Rea mengangkat ponselnya dan menekan keypad itu, mencari sebuah nama “Ardan Jelek” yang jelas terpampang di urutan paling atas di kontaknya. Senyumnya melebar ketika suara di seberang sana menjawab salamnya. Masih saja jantungnya belum bisa mengatur debaran yang begitu cepat padahal mereka tidak sedang bertatap.

“Tumben?” Ardan meneruskan jawaban salamnya dengan sebuah pertanyaan.
“Apa?”

“Tumben nelfon?”

“Bukankah aku sering nelfon kamu? Kalau kamu yang tiba-tiba nelfon aku malahan yang tumben.”
“Kemarin-kemarin sibuk kah?”

Otak Rea berfikir cepat. Memang selama seminggu penuh dia sama sekali nggak menghubungi Ardan bahkan SMS pun tidak. Padahal biasanya tiap hari SMS Rea nyangkut di inbox Ardan. Rea tersenyum simpul.

“Kenapa ngira saya sibuk?” Rea mengerutkan kening. Sebenarnya dengan sangat jelas ia tahu jawabannya tetapi dia ingin tahu jawaban. Dan jelas jawaban Ardan tidak akan sama seperti yang ada di pikiran Rea. Rea sudah menduga dan sudah sangat hafal dengan lelaki itu.
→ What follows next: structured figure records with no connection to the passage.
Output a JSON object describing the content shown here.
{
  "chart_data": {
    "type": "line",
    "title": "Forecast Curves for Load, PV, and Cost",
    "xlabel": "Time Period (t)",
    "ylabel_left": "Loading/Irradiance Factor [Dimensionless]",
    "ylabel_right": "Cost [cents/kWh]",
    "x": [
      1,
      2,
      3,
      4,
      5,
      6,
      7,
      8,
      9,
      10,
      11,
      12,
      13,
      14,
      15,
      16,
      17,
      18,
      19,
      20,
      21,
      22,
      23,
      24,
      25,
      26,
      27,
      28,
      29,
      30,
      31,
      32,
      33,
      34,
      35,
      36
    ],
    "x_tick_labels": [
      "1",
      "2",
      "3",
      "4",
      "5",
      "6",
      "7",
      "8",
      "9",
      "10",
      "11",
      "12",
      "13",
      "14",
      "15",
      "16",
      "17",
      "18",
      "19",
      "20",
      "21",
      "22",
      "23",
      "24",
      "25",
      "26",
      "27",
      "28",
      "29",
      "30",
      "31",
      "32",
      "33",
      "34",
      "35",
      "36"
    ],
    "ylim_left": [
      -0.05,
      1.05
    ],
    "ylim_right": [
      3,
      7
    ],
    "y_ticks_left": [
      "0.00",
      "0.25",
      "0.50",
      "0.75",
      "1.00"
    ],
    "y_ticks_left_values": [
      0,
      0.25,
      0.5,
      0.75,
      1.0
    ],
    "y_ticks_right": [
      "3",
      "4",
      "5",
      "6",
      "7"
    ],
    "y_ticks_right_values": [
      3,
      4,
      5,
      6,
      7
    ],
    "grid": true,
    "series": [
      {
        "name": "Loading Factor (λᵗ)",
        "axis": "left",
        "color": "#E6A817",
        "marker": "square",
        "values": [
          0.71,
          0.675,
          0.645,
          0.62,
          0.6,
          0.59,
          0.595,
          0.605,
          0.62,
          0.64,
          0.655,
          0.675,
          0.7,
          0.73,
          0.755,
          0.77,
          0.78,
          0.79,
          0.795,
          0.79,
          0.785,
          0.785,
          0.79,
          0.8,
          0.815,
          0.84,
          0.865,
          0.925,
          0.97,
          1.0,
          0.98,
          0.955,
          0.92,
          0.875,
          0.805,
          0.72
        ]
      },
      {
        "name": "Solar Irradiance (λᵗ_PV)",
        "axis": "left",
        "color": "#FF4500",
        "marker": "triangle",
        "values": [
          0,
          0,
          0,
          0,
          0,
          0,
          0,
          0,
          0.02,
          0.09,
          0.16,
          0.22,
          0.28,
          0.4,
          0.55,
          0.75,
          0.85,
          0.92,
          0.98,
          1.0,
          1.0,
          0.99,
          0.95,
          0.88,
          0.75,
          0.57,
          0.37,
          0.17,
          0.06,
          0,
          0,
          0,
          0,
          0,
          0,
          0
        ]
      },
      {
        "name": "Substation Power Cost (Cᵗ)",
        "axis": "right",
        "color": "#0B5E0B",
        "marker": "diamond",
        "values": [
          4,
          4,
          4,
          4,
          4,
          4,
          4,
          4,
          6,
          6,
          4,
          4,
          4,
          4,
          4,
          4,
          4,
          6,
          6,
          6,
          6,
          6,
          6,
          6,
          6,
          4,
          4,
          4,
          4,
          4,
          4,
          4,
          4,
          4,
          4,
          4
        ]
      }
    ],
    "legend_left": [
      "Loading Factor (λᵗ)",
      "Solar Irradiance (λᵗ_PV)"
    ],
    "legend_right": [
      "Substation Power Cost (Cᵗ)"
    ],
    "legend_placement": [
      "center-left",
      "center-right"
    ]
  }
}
“Sekarang ‘kan kamu sudah kerja, kali aja sibuk.”

Rea tersenyum “Yakin jawabannya itu?”

“Emang maunya gimana?”

“Bukan maunya bagaimana, tetapi sebenarnya bagaimana.”

“Sudah saya jawab gitu lo.”

“Oke!”

 Jawaban spontan ‘tak sebenarnya yang selalu saja dilontarkan Ardan dengan nada tenang selalu seja membuat Rea merindukannya. Rea terlalu menikmati hubungan jarak jauh mereka yang hanya terhubung sinyal. Rea terdiam beberapa saat. 


“Kenapa diam? Biasanya selalu ada saja yang dibicarakan?”

“Pengen denger kamu ngomong aja.”

Rea benar-benar merindukan suara di seberang sana. Ia hanya menempelkan ponselnya di telinga dan menanti kalimat berikutnya yang akan disambungkan oleh sinyal operator.